GIRLSCHOOL Members Reflect On Music Business Changes Over Last 40 Years (Video)

GIRLSCHOOL Members Reflect On Music Business Changes Over Last 40 Years (Video)

YesterdazeNews conducted an interview with GIRLSCHOOL members Jackie Chambers (guitar, vocals) and Enid Williams (bass, vocals) at this year's Sweden Rock Festival, which was held last month in Sölvesborg, Sweden. You can now watch the chat below.

Speaking about how the music business has changed in the 40 years since GIRLSCHOOL was formed, Jackie said: "It's a different world, isn't it? The music business now, [compared] to what it was 20 years ago even, it's completely different — I mean, streaming and downloads. Years ago, you would make so much money from CDs and that was, basically, your livelihood. Now you can't do that, so more bands are having to tour to actually make a living from this, really. That's the way it is. Bands don't mind doing that, but it's really difficult to keep bands going 'cause a lot of people just don't want to carry on doing it, because that's just not the way it works anymore."

Added Enid: "Everything changes, and you can't avoid that. And some things are better and some things aren't. So, for example, certainly 40 years ago, 30 years ago, maybe 20, you had to kind of move to London or New York or L.A. and you had to wait for an A&R guy — and it would be a guy, generally — to sign you up. And, to some extent, people were treated like kids in the '60s and '70s. So you had the chance to go in a studio with a big producer and…"
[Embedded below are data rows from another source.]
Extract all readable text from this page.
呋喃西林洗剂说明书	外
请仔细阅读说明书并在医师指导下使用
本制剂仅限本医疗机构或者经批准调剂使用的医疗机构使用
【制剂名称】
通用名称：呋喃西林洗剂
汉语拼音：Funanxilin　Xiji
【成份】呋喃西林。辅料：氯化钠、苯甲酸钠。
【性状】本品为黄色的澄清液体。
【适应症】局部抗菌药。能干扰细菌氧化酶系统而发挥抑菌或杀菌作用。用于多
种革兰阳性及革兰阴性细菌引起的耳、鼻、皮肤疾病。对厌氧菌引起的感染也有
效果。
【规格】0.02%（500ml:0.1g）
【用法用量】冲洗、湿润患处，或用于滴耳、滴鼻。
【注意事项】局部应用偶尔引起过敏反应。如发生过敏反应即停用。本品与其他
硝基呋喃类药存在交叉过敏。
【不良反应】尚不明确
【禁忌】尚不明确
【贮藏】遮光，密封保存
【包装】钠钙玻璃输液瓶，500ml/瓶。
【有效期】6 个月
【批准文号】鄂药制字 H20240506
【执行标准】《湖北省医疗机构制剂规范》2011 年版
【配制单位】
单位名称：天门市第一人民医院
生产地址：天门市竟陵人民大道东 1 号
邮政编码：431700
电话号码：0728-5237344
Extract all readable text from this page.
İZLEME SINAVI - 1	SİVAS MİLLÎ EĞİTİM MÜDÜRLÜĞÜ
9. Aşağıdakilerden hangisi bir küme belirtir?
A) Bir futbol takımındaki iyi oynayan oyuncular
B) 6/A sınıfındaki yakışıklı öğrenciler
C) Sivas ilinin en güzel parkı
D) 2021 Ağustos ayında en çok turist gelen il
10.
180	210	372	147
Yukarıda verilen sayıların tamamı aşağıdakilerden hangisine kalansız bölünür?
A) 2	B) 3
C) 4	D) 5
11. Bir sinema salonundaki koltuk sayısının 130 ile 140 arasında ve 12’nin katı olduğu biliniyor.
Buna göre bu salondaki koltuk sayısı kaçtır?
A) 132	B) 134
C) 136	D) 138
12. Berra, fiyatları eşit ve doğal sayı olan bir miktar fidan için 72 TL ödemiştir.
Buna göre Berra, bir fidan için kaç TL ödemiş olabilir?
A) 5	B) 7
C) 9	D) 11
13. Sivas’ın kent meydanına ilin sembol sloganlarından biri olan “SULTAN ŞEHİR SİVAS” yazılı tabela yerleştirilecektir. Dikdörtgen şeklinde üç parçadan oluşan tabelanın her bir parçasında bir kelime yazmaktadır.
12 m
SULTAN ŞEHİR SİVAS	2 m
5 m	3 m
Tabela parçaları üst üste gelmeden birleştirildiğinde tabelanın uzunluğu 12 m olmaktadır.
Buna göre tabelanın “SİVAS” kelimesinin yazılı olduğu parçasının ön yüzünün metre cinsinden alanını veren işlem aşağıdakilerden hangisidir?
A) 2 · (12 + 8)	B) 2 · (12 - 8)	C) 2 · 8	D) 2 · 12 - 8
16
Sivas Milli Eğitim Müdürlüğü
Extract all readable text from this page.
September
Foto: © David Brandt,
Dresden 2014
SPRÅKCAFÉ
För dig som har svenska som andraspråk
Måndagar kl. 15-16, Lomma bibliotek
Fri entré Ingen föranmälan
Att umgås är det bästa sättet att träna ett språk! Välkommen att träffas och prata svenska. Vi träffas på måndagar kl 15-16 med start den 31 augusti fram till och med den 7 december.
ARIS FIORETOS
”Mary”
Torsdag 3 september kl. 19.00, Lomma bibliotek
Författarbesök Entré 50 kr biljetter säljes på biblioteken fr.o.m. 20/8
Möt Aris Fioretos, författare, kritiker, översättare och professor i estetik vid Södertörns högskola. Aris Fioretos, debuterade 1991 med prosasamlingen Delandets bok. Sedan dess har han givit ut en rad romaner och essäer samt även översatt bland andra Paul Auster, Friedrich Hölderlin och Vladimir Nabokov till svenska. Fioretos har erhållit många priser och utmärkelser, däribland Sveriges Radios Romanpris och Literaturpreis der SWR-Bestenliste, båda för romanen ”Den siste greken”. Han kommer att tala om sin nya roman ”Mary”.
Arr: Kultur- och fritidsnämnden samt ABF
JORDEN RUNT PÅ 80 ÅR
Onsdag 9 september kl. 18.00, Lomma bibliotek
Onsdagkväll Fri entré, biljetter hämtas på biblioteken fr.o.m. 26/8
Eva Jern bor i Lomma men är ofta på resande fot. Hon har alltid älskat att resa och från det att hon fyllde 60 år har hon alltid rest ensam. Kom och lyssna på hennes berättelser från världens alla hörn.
Continued Jackie: "…and be developed as well, where there's none of that now, is there? A band [releases] one single, and if that single fails, that's it — they're finished. And you see all these kids now coming up — massive by the age of 20, 21, and by 22, their career is finished. It's, like, wow! And in a lot of cases 'The X Factor' and 'Britain's Got Talent', all these new ways of being famous — 15 minutes of fame, as we call it, really…"

Said Enid: "But if you look at the bands that were coming through before, you'd have loads of bands but only a few would get signed up, and if somebody didn't get signed up after a few years, then maybe they'd go and get steady jobs or whatever, whereas now anybody can play music anywhere in the world. So you do get… For example, you've got a couple of Scandinavian singers breaking through and… it's more egalitarian; it's that DIY attitude going back to punk, to a certain degree, so that's a really great thing."

Added Jackie: "Any band now can put out a single. Things like TuneCore, things like that, you can release a single and just do it yourself. Pledge campaigns — you make money to actually do it yourself; record your album how you want it, not how a record company wants it. So there's the good side of all this new technology. Put it out yourself, on your own label, if you want, and tour when you want, so that's the good side."

Said Enid: "But some of it's become more corporate as well. Some of the bigger tours, it's much more run like a business. And sometimes one misses the sex, drugs and rock and roll kind of… Not that those things don't exist, but it's not quite the same."

GIRLSCHOOL's 13th studio album, "Guilty As Sin", was released in November 2015 in North America via UDR Music. The disc was produced by Chris Tsangarides (JUDAS PRIEST, THIN LIZZY) at the Ecology Room Studios in Kent, England.